Koalaen in Australia were reported as "functionally extinct" by the organization after bushbrande. It rejects the researchers.
Several australian researchers reject the koalaen should be functionally extinct as a species.
Many media, including Ritzaus Bureau, quoted in the last week Australia's Koalafond to join the australian koala "functionally extinct" - not least because of the many fires that ravage eastern Australia for the time being.
Now, several u.s. media, including The New York Times and National Geographic, that it is not correct.
It says, among other things Diana Fisher, who is a researcher in biology at the University of Queensland.
the Fires have turned many koalas to death, but not enough to change their status as art, says Diana Fisher for National Geographic.
Koalaen according to National Geographic status as "vulnerable to extinction", which is the level higher than the "at risk".
- Koalaen is threatened in some areas of its habitat, but not in others, says Diana Fisher.
It elaborates Christine Adams-Hosking, who also is a researcher at the University of Queensland.
- For some groups of koalas, which is located in brandzonerne, particularly in the state of New South Wales, it has been disastrous. Here is a third of the koalaerne may be dead.

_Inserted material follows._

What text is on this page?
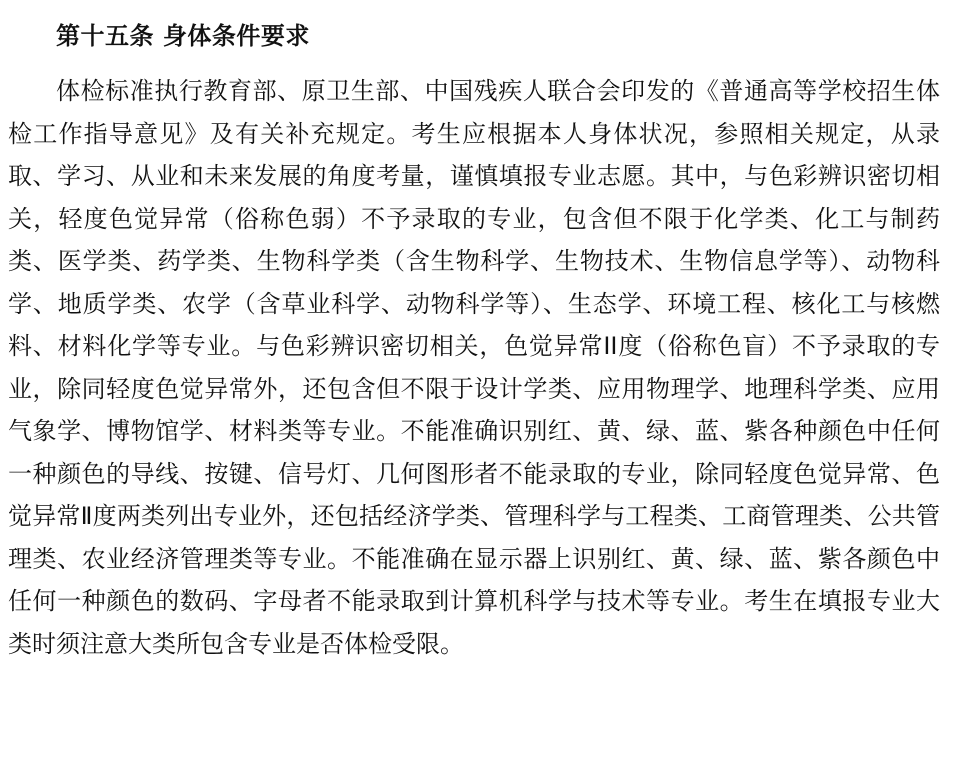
第十五条 身体条件要求

体检标准执行教育部、原卫生部、中国残疾人联合会印发的《普通高等学校招生体检工作指导意见》及有关补充规定。考生应根据本人身体状况，参照相关规定，从录取、学习、从业和未来发展的角度考量，谨慎填报专业志愿。其中，与色彩辨识密切相关，轻度色觉异常（俗称色弱）不予录取的专业，包含但不限于化学类、化工与制药类、医学类、药学类、生物科学类（含生物科学、生物技术、生物信息学等）、动物科学、地质学类、农学（含草业科学、动物科学等）、生态学、环境工程、核化工与核燃料、材料化学等专业。与色彩辨识密切相关，色觉异常II度（俗称色盲）不予录取的专业，除同轻度色觉异常外，还包含但不限于设计学类、应用物理学、地理科学类、应用气象学、博物馆学、材料类等专业。不能准确识别红、黄、绿、蓝、紫各种颜色中任何一种颜色的导线、按键、信号灯、几何图形者不能录取的专业，除同轻度色觉异常、色觉异常Ⅱ度两类列出专业外，还包括经济学类、管理科学与工程类、工商管理类、公共管理类、农业经济管理类等专业。不能准确在显示器上识别红、黄、绿、蓝、紫各颜色中任何一种颜色的数码、字母者不能录取到计算机科学与技术等专业。考生在填报专业大类时须注意大类所包含专业是否体检受限。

Functionally extinct means that the species ' population has become so small that it no longer plays any vital role in the ecosystem and can no longer produce future generations.
the devastating fires have ravaged Australia's bush in recent weeks.
It was the president of Australia's Koalafond (AKF), Deborah Tabart, to say - according to the american media Forbes to 1000 koalas were killed and over 80 percent of their habitat equivalent to about 2.5 million hectares of forest was destroyed.
It was given in combination with state skovudryddelse AKF to report koalaen "functionally extinct".
for National Geographic points Diana Fisher on that koalaen has over 100 million hectares of forest to live in all over the Australia.
Christine Adams-Hosking says that it is possible that local groups of koalas in the long term, it will no longer be able to maintain their species, but that it is too early to say anything about.
The latest figures from 2016, according to National Geographic, there are about 329.000 koalas back into the wild. This is a decrease of 24 percent over the past three generations for the species.
According to Christine Adams-Hosking it is very difficult to measure the number, but the fall is critical.
- It does not look good for koalaen. As long as there is political will - which there has not been - will it not be better for koalaerne, says Adams-Hosking.